The strengths of the investigation include the application of two commonly applied MMSE categorisation models along with the MRC CFAS groupings to a large population-based sample of older persons. In addition to this being the first time that state-based variation of the MMSE has been investigated over a short follow-up period, we also looked at actual variation about scores-most were found to lie within three points of each other. A previous analysis that examined differences by MMSE groupings found a regression to the mean effect [19]. However, the elapsed time between interviews was five years-a period too long to assess test-retest reliability in older people as actual cognitive change is likely to have occurred during this time.

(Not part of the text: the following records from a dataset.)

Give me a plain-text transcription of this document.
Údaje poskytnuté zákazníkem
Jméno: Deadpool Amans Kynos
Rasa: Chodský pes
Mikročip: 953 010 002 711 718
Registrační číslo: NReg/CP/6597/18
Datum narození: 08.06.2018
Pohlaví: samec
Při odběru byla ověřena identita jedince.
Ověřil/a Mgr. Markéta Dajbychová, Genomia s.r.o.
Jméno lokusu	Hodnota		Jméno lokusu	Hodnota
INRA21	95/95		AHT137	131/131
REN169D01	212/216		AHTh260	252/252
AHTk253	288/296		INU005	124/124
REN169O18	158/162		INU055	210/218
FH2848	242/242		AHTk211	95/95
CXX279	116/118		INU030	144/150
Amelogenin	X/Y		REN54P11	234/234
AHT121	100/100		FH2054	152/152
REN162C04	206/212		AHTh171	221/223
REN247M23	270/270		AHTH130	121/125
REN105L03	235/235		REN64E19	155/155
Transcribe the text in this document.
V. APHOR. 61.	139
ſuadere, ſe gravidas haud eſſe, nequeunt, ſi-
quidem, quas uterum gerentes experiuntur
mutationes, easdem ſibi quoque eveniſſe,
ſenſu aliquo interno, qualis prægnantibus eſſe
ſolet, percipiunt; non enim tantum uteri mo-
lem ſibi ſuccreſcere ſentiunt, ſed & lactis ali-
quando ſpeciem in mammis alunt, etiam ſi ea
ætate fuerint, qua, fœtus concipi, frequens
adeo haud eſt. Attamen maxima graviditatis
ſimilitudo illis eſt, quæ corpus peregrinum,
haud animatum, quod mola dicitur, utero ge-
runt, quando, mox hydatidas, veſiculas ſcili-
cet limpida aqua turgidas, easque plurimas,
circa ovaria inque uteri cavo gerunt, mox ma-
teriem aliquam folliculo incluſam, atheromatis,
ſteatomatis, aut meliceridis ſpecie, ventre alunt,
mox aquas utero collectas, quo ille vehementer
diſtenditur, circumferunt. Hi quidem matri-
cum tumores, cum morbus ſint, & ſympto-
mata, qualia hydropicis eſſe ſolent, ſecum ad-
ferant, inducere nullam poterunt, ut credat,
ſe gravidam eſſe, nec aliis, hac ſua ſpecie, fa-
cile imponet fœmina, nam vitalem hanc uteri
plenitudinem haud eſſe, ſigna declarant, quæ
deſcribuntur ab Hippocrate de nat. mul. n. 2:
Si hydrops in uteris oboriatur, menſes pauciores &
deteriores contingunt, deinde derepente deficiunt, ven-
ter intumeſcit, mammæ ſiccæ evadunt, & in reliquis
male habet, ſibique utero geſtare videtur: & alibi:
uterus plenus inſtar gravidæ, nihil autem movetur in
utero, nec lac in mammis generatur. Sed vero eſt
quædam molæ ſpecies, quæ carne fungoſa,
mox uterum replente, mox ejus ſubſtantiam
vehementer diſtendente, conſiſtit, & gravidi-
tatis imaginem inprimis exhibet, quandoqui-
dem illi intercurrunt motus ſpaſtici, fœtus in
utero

A potential limitation of the study was the duration of time between the cognitive measures and the age of participants in the study. However, the former was not significant in any of the logistic regression models that attempted to identify those who changed group, and in addition a sensitivity analysis using a cut-point of 60 days between screen and assessment showed the same effects. There was some inconsistent evidence of an association between changing group and age; with younger people were more likely to move group. This may have an impact upon the frequency of testing required to identify an 'at risk' population of younger participants. A limitation of using MMSE groups for analysing cognitive change in population-based studies is that the MMSE ceiling effect makes it difficult to assess successful cognitive ageing. However, this problem is also present in non state-based MMSE models. Finally, reliable change indices (RCIs) can also be used to assess cognitive change over time whilst adjusting for measurement error, practice effects, and regression to the mean [19, 20]. However, the current analysis is motivated by the assignment of individuals to cognitive groups based on a single MMSE score. Future analyses will use the MRC CFAS state classification to assess longitudinal decline in abilities.

Conclusions

Compared to correlation and Cronbach α statistics, a state-based approach to analysing the MMSE provides similar estimates of its reliability. However, the large proportion of participants with test re-test scores within three points of each other suggests that a state-based approach to modelling cognitive change using MMSE scores may help avoid bias in the form of regression to the mean. State-based models are therefore an ideal analysis tool when assessing longitudinal cognitive change using the MMSE.